There’s a problem with this new suburbanisation: London’s brilliant public transport system isn’t built to support it. Tubes and trains are great at getting us into the centre but there’s a risk that we’ll try to drive everywhere else. If offices move to Watford, the M25 will become even more jammed.
So we need to find a way to bring central London back to life by the time our new London of 2022 arrives. It will become a younger place: some of those empty offices could start to become affordable homes, but only if we design them right. More people living in central London will give it a buzz. We need a bit of leadership to help this happen. Central government needs to be persuaded not to bring back huge business rates which London has traditionally been able to pay. That would just kill off commerce and prevent innovative new uses for empty spaces. Landlords will need to cultivate their estates — backing smaller retailers that might draw people in, not squeezing top rents from everyone.
There’s bound to be a big focus on the environment. A younger central London is more likely to be one that cycles and walks. If your job now is driving a black cab around central London collecting businesspeople, find something else to do fast. On-demand transport will replace cabs very soon.

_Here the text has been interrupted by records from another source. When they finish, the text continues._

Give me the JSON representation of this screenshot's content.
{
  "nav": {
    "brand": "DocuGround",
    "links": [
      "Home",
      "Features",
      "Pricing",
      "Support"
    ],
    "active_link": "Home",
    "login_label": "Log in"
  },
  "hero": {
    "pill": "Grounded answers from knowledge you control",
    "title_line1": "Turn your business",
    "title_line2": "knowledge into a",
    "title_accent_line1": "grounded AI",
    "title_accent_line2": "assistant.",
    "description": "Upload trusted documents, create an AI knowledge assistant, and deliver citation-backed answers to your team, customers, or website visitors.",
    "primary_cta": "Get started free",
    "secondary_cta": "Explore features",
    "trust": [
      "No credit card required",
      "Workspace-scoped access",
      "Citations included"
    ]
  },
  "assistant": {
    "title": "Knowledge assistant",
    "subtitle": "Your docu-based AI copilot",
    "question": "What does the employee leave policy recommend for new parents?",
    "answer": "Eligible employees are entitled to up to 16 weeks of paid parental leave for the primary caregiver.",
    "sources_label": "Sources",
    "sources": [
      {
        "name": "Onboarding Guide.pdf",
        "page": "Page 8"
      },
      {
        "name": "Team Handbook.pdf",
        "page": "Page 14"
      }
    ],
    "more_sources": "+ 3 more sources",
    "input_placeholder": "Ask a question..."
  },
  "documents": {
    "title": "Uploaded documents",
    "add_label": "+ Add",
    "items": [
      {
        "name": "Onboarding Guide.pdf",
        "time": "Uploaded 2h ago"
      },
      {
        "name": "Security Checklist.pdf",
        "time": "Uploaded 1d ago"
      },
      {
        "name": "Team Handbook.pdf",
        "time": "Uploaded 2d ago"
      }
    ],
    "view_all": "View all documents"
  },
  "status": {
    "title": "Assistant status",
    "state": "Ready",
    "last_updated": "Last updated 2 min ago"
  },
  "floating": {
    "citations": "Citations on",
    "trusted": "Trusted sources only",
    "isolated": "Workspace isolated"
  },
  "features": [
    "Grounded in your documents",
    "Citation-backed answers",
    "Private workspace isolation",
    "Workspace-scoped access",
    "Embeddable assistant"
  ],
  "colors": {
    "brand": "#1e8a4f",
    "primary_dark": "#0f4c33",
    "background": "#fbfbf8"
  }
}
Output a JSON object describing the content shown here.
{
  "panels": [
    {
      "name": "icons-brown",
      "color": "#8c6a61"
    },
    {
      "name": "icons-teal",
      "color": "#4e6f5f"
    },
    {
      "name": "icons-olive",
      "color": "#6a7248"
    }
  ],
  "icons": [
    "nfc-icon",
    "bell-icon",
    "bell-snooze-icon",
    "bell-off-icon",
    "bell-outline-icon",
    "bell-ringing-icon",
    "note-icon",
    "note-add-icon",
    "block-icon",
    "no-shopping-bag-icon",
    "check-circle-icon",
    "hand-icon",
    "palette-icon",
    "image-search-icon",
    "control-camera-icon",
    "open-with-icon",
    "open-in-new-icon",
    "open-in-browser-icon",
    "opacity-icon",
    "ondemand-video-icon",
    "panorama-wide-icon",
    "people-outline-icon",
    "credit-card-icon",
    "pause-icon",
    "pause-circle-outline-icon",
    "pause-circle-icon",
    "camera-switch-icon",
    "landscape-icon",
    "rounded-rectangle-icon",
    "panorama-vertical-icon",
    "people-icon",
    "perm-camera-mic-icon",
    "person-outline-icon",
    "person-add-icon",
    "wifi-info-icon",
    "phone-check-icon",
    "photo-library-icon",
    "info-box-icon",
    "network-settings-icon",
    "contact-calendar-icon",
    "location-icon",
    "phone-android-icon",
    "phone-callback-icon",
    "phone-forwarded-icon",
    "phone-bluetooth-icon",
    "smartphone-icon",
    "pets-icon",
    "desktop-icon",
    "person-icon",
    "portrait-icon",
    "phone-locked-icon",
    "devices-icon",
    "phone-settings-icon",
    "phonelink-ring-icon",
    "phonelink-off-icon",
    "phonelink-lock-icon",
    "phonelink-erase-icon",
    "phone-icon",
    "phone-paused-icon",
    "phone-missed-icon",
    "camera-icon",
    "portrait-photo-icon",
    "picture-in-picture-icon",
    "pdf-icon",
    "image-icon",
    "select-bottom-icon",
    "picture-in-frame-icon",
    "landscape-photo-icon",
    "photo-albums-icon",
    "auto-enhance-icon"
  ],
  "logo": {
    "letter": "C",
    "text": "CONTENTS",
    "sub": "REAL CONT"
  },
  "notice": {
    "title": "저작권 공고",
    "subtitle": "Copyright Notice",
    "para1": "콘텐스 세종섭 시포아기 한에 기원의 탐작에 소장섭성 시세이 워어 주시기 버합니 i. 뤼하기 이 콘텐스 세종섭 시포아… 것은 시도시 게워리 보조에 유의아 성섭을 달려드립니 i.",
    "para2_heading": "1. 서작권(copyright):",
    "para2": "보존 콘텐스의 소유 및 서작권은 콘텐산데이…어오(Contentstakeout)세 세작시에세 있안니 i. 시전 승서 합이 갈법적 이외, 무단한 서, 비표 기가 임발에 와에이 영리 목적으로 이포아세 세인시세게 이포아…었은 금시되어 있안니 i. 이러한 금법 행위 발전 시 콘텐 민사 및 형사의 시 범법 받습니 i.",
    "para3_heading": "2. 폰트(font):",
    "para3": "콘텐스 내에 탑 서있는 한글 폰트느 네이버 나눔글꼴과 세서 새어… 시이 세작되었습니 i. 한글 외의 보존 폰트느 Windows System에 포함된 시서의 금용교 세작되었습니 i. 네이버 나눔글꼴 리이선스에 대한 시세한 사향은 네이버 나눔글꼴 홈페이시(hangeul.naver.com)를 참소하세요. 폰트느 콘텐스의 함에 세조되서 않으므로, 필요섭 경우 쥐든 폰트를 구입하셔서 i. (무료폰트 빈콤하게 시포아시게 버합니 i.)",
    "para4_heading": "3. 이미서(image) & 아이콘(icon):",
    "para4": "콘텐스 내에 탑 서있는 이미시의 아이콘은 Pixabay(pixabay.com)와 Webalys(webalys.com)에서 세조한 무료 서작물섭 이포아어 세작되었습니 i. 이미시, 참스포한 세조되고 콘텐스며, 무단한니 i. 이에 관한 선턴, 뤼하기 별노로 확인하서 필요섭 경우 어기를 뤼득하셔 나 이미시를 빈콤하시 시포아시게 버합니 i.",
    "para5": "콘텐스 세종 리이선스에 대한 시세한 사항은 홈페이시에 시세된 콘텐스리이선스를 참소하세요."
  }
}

The Tube will be less busy for a long time — but that will make it nicer to use, especially if a shift in office work reduces demand in the peaks. Still, with less raised in fares, that leaves a huge question about how to finance the running of London’s transport. Buses can run faster if traffic is cleared from roads. We need new rules to make sure that a lot more home delivery doesn’t mean lots of diesel vans clogging the streets. We should adapt commuter rail stations in the centre to take fleets of electric cargo trains — transferring their packages to pedal-power trikes and zero-emission vehicles for the last stage to homes and offices. What about reopening the lost tunnels of the old Post Office railway which runs right under the centre of Zone 1, using it for robot distribution in place of vans?
By 2022, we might not have banned cars from central London altogether but we won’t be far off doing so. Streets will be places to walk and meet — at least when the weather is good. The air will be cleaner in Zone 1 than in the suburbs where people still use the last old petrol cars. Pedestrianising areas like Covent Garden or Soho could help — we could always permit vehicle access for early morning deliveries and ambulances.
If Covid is under control, and the centre of London becomes a nicer place to be, there’s no reason why its cultural life won’t boom again fast. Some West End theatres won’t survive: owners need to get together to make sure the best-designed ones get investment. Some shows will happen in new ways in new places: Peckham’s Bold Tendencies, in a former car park, is a model to follow. But we will still want to go out, and London won’t lose its great music and theatre. What about that journey on Crossrail we began with? Well, Heathrow airport will be full again as soon as unrestricted travel is allowed. Planes will be quieter and mostly smaller. London’s other airports may take longer to recover: some might go bust. Reach the West End on Crossrail and you’ll find fewer big shops and less traffic. The City will still be a massive financial hub, but not as many people will go in every day. Canary Wharf will adapt as east London grows: but there will be a halt to building tall towers of expensive apartments.
One familiar thing about London will still be with us, though. The Evening Standard has seen the city change through almost two centuries. Whatever is happening in 2022, we’ll be there to cover it.